Road salt played a part in the poisoning of Flint. The city water system started using water from the Flint River, which was 19 times more corrosive than water from the Detroit Water Department. What made the Flint River water corrosive? Chlorides.
The Genesee County Road Commission uses around 15 thousand tons of salt per year. If they tried to get an EPA permit to dump 15 thousand tons of salt directly into Lake Huron every year, we would think they were insane – and of course, the EPA would be insane to give them such a permit. In fact, after the Flint River, Lake Huron is exactly where most of the annual 15 thousand tons of salt ends up.
Macomb County is having issues with a sinkhole caused by sewer line leaks.
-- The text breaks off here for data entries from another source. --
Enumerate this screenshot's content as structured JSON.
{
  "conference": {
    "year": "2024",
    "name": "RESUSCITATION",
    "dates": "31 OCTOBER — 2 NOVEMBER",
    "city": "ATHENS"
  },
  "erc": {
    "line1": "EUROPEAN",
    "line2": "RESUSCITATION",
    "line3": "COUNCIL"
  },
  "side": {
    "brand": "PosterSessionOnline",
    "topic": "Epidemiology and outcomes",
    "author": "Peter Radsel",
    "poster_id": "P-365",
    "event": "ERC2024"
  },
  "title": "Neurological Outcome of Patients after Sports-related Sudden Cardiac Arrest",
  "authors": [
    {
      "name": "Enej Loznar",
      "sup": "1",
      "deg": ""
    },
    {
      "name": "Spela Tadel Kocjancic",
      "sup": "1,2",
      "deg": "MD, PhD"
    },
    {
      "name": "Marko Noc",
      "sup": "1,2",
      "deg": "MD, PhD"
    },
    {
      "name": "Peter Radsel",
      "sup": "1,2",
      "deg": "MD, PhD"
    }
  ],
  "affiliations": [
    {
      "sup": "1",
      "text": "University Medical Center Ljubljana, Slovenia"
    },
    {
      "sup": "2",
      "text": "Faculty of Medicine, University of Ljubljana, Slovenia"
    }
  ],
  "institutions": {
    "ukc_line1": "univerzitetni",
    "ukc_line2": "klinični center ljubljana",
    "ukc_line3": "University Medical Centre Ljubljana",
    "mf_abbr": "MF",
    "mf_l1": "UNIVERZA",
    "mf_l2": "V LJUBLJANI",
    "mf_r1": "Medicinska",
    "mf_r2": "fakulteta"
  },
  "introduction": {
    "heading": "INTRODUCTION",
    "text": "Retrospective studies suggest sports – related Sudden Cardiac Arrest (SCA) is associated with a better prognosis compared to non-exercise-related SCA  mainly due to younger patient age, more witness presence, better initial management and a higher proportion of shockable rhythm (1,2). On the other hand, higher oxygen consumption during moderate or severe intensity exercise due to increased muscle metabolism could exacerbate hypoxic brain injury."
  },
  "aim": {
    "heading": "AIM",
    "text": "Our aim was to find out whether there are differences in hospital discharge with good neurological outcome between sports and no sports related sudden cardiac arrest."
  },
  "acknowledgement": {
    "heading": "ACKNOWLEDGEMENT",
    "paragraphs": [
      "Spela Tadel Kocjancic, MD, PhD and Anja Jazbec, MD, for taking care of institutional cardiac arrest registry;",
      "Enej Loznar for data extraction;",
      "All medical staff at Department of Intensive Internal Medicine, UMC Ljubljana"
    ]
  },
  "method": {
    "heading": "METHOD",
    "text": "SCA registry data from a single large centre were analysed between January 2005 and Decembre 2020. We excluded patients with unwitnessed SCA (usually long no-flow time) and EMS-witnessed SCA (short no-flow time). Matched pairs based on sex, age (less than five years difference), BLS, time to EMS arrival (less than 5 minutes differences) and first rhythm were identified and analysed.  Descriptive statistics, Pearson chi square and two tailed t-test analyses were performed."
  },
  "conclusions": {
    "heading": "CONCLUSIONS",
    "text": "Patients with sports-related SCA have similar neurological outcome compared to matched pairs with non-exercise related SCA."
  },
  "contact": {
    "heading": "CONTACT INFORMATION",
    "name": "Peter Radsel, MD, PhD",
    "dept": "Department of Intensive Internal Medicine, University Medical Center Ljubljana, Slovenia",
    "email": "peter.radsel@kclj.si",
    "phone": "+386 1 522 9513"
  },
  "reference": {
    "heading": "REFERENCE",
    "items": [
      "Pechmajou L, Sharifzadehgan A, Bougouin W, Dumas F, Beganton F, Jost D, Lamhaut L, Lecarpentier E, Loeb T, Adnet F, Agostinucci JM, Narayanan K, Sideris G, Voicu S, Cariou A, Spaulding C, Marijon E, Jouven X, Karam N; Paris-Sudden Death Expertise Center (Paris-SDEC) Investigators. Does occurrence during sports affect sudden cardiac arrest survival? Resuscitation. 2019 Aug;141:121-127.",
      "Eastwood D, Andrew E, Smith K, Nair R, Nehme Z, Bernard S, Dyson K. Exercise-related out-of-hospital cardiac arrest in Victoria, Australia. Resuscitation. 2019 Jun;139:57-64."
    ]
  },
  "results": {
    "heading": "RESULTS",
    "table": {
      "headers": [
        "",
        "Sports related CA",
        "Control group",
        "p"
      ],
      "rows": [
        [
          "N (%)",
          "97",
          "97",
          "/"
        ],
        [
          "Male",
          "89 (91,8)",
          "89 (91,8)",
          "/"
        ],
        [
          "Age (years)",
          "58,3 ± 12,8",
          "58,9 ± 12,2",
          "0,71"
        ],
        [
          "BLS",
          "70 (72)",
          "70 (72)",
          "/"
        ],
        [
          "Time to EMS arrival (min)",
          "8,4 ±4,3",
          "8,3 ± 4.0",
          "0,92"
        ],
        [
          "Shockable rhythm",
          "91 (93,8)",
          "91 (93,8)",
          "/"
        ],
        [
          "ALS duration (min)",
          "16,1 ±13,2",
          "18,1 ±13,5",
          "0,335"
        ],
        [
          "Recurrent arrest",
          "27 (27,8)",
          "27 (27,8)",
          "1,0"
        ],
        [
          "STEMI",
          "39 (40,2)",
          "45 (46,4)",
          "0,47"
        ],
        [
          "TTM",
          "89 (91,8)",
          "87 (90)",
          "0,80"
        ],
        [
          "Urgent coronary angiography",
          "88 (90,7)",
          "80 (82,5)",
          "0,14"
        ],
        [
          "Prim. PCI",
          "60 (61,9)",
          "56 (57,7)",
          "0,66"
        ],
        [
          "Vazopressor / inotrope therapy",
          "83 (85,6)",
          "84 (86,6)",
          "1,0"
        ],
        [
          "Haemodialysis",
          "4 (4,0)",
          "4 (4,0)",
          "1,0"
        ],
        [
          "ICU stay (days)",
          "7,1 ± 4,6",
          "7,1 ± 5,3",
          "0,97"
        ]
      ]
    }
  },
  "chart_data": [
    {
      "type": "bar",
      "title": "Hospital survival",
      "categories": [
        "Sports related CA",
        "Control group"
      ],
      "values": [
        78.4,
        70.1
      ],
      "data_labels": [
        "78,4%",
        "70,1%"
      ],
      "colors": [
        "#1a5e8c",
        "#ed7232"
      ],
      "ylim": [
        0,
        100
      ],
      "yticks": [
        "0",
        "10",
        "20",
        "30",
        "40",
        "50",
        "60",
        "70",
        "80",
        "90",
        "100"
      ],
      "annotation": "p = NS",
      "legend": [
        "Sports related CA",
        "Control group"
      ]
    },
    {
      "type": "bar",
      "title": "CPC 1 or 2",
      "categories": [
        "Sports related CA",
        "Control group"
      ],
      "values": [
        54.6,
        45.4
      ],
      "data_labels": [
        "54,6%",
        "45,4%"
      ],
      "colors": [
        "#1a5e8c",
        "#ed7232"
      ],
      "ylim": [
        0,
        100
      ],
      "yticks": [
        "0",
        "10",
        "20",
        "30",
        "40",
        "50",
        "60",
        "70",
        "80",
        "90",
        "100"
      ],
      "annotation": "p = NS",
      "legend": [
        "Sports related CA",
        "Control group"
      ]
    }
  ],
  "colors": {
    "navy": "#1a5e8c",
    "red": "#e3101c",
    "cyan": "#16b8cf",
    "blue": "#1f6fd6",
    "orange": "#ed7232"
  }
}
In the winter of 2014-15, they used about 65,000 tons of salt. All that salt was washed into sewer lines. Could that cause unexpected corrosion?
Road salt is a prime example of short-term thinking over long-term. Several tons of salt on the road clears ice and snow for a day or two. If it snows again in a week, more tons of salt are spread. Again, the benefit lasts a day or so. However, once you get salt into the local water, you can’t get it out. Short term benefits are traded for long term damage.
A variety of organic de-icers in liquid form are effective, and are much safer for roads and bridges than salt. Most are made from agricultural by-products such as corn stalks or brewery waste. They are more expensive than salt. Safe de-icers could be used for critical intersections and bridges, leaving plowing and sand for the rest.
Any elected official who is not willing to discontinue road salt is willing to waste over a billion dollars every year. Ignorance is no excuse.